UI Round Up: Too Many Tabs

The UI paradigm of layout out things horizontally - such as tabs or the toolbars - is by now commonplace. But with this design there is a painful drawback: what do you do when you run out of horizontal space? Since, I am about to have to implement something like this for work, I did a little research on how this problem is handled. The representative sample I chose are Firefox, Safari, IE 7

, Chrome, and TextMate. 

Firefox

Firefox Tabs

In Firefox, there's a minimum width beyond which the tabs will not shrink.

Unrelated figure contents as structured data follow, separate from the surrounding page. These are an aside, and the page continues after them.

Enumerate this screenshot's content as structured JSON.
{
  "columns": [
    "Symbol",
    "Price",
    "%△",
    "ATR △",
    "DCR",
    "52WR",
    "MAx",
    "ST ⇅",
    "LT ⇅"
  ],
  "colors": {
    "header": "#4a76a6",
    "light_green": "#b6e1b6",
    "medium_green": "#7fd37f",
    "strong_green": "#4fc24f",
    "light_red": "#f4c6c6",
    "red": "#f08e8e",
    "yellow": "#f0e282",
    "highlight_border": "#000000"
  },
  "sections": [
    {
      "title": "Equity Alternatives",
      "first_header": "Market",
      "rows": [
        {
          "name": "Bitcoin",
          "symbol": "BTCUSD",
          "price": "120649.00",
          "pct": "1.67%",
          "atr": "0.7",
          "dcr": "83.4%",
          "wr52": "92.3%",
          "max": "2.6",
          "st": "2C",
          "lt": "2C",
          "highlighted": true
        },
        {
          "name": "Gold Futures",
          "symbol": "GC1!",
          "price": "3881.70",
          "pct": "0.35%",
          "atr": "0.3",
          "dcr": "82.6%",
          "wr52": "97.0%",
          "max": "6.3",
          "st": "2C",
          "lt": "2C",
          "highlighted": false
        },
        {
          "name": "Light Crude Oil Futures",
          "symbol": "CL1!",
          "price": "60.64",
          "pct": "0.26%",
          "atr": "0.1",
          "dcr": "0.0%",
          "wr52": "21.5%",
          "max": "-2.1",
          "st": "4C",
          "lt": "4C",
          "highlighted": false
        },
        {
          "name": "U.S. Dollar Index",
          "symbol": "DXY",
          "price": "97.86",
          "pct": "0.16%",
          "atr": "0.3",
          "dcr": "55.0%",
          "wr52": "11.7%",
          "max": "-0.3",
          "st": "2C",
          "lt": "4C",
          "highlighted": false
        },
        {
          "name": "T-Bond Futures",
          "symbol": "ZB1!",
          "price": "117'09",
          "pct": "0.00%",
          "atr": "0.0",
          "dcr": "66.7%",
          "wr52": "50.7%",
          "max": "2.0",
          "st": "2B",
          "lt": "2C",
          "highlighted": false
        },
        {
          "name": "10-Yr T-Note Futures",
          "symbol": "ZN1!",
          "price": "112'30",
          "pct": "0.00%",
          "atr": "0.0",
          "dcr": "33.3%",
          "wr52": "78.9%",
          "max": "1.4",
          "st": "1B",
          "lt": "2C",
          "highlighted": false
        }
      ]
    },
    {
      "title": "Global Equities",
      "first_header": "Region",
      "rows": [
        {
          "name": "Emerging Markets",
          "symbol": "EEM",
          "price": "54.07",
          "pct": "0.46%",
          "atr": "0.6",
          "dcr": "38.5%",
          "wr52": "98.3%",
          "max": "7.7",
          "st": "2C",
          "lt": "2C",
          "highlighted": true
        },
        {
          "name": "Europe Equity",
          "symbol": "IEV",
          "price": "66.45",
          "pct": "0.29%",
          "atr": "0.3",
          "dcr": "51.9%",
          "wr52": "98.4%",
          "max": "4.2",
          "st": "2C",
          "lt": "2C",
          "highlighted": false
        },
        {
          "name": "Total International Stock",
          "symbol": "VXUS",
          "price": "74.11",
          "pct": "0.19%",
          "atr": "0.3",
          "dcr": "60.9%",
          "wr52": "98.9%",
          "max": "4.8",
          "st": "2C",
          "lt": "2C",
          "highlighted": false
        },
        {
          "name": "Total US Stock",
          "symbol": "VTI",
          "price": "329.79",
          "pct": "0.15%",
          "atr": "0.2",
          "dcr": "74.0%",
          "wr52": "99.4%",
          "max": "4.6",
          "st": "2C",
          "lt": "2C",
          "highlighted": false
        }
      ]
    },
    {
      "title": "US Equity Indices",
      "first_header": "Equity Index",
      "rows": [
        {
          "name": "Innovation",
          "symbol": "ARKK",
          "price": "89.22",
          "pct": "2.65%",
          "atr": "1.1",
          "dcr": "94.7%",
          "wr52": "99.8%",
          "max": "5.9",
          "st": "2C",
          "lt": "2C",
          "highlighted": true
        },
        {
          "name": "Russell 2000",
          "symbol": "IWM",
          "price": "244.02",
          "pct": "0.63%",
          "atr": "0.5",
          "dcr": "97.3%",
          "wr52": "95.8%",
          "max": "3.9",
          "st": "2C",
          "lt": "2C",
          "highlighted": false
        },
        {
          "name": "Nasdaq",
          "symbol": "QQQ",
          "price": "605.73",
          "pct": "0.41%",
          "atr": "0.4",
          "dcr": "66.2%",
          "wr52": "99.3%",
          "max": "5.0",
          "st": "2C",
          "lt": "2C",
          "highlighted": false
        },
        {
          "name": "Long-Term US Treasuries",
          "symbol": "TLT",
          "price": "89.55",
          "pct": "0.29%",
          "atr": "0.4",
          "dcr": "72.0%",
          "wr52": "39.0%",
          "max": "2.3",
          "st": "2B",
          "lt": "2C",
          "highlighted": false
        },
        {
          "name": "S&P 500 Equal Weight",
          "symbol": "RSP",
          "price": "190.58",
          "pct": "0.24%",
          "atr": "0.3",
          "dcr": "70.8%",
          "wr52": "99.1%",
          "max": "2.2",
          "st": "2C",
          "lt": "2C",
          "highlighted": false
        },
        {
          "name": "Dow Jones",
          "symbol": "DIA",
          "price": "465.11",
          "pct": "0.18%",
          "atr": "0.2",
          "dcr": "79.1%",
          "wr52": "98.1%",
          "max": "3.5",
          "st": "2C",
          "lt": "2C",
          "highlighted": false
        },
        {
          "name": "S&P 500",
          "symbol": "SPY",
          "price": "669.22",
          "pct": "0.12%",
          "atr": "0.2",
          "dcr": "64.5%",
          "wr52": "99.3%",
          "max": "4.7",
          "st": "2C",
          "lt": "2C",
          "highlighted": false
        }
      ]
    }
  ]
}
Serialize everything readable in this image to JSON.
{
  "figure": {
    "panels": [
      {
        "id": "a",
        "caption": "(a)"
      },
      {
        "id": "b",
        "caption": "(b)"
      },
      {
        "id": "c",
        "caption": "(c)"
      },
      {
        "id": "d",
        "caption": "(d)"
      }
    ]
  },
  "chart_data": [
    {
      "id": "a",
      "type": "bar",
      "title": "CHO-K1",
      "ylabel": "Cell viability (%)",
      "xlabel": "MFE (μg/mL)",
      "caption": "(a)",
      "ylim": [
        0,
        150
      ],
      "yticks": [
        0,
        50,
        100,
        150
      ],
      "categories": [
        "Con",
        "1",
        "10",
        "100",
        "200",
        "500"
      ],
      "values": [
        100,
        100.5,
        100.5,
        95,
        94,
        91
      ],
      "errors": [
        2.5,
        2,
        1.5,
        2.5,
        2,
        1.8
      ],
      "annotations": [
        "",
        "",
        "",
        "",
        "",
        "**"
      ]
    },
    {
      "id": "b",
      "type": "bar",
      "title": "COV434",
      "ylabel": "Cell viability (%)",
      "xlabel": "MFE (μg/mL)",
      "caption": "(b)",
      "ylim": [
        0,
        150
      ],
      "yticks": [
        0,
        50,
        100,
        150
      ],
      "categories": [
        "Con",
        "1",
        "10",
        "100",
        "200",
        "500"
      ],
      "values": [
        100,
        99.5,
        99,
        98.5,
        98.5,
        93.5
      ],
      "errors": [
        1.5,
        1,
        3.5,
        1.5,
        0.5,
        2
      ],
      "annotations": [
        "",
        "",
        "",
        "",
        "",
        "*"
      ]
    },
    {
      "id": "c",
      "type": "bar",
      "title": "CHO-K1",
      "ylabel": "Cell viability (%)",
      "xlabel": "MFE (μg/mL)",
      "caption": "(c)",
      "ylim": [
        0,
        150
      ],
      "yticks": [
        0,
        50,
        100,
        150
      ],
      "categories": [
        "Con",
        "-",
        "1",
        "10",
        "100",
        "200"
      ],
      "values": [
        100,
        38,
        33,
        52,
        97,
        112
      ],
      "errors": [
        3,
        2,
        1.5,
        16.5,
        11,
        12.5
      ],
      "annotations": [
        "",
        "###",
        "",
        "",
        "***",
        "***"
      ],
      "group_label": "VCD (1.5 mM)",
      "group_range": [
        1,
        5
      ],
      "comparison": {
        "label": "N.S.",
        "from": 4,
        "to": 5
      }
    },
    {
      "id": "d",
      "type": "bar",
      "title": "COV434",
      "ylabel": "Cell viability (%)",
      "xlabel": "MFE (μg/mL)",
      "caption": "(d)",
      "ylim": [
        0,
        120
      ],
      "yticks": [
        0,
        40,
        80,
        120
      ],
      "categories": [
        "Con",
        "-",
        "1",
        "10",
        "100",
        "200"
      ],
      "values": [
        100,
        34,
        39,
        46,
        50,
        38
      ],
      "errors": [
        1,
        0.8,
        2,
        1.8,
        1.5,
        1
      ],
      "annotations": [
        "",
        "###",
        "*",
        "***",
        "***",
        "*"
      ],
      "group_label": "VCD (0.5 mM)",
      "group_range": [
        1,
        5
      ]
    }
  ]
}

Tabs that cannot fit into the real estate are hidden, but can be gotten to via the left and right scroll arrows(on the left and right of the tabs) or via the tab drop-down icon on the far right.

Safari

Safari Tabs

Safari works similar to Firefox, except that it does not have the left and right arrows.

IE 7

IE 7 Tabs

IE 7 has everything Firefox has, plus a thumbnail view button on the far left, which when clicked will show you all your tabs as thumbnails in the content area.

Chrome

Chrome Tabs

Chrome is the most curious of all. It will display all of your tabs, regardless of how many of them you have opened, or whether or not you can read the title of the tabs.

TextMate

TextMate Tabs

TextMate - the only non-browser in my sample set - handles this much like Safari, except that in the "extra tabs" drop-down, checkmarks next to an item indicates that the file is the one currently displayed in the editor, whereas in all the browser UIs we've seen, the currently displayed tab is always made visible on top.